程重也难得没有接话。半晌才冷哼:“人啊,算不过天,斗不了命。再惊才绝艳,没个影有什么用。”
夏阏安抚地笑笑,转开话题:
“你今年一年都在国内忙。快年底了,也不去看看顾姨?”
“圣诞飞过去。”程重漫不经心,“我妈一人在那边挺好,每天读读书种种花,没事逛教堂。说不准下次你去,她能忽然抱出个博士学位,然后嘲笑老头子,不遗余力。”
夏阏苦笑扶额。
“她想老头子,又忍不住气。吵吵十几年还老样子。也只有跑远远的,十万八千里才勉强死心。每回去看她,没待两天就把我往国内撵。要我管好公司,给她争气,孝顺老头子,多读点书,让老头子没话说。”
程重皱眉,“呵,现在是没话说,想说都没的说了——人家整天要么跟小丫头蹲地下室,要么对着一屋子瓷瓶发呆。谁知道怎么取悦?”
夏阏叹气。
程重咬牙,语气有点狠:“我有时候也想,要是他程黎能回来,也没什么不好。堂堂正正比一比,看看谁能耐大……
“这样没影儿了,算什么男人。”
“你啊……”
叶雨初安静听闲谈,顺便在心头慢慢理顺关系:方才夏老师提“黎师兄”,程重一下子语气不善。最后又说“程黎”……恐怕是指一个人。
程黎也姓程。不知又是哪号人物。
很快车子到了太湖别墅区。
背山临湖,密林森森,一栋栋独立别墅气派典雅。
程家和夏家当真用十年,彻底改头换面。
七年前,叶雨初从车祸中逃生时,夏家的拍卖公司才刚有起色,程家也没现在这般阔气。现在看来,那时不过刚打拼三年,还在创业期。
夏老师当时刚博士毕业,也不会有太多积蓄。在自家创业关键时期,还愿意出钱帮她和姐姐……
叶雨初愈发理解姐姐对夏阏的敬重。
程家别墅外面古色古香,庭院回廊、小桥流水不一而足。
待到走进去,才发现里面截然不同——非常现代的装修风格,线条极简,色调明亮,墙壁上挂着都是些抽象画,一点也不古典。
感觉到客人的惊讶,老管家笑着解释:“别墅大体是程重先生的设计理念。只有庭院和二楼的展览室,是程暮老先生的亲自操刀。”

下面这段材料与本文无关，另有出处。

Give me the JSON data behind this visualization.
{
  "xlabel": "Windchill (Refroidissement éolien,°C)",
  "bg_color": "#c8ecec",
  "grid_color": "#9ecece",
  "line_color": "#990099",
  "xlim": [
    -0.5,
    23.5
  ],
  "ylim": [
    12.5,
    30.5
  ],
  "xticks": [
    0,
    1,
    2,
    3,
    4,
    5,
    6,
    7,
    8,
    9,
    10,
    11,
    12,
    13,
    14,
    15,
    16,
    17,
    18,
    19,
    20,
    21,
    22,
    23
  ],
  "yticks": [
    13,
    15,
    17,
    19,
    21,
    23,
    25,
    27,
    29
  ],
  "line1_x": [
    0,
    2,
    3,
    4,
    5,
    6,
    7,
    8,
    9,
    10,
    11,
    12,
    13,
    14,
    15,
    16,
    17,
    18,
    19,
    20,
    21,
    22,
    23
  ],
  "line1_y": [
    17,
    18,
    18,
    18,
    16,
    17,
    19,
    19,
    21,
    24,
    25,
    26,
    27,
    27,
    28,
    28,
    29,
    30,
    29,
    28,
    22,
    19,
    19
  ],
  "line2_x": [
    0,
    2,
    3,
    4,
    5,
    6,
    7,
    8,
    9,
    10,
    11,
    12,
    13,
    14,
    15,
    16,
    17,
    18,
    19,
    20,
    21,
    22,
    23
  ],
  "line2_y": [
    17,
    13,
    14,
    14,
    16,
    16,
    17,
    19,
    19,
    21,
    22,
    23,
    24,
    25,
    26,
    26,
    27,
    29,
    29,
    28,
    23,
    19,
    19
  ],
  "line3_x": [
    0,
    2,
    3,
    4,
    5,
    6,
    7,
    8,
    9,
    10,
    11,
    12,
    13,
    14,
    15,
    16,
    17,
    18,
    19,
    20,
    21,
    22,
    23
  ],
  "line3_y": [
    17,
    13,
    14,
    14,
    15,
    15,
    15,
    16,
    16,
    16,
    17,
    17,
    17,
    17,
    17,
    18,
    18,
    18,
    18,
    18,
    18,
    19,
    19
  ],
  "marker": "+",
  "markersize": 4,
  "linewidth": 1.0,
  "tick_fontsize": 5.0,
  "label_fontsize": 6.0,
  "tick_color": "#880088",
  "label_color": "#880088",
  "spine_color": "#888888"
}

叶雨初默默感慨,父子两个的审美观差异不小。程重到厨房去安排烧烤,让他们自己先在别墅里逛逛。叶雨初一回头,发现姬云都却不见踪影。
她……又跑到哪儿去了?
夏阏看她回头发呆,关心道:“雨初,我听瑾瑜说,你在苏家镇受了伤,现在怎么样了?”
“没事的老师,只是蹭破点皮,算不上伤。已经好了。”
夏阏还不放心:“伤的哪儿,给我看看。”
叶雨初听话得指了指鬓角。夏阏凑过头仔细看了看,才慢慢点头,“可别再莽撞了,留了疤你姐姐得心疼死。对了 ,鄂侯鼎你怎么看?”
“如果不是作假,这尊鼎非常重要。”叶雨初老实回答,“鄂侯被脯案是商末三大疑案之一,正好可以证史。”
“只有这些?”
叶雨初疑惑:“……是。我看的匆忙,是依据它的铭文推断的。”
——王征,鄂颠越不恭,脯(之)。
“其实鄂侯鼎即使不用来证史,它本身也很有研究价值。”夏阏循循善诱,“你有没有注意鼎内部距底三寸左右的部分,那里有一行符号,比起外面的文字更值得研究。”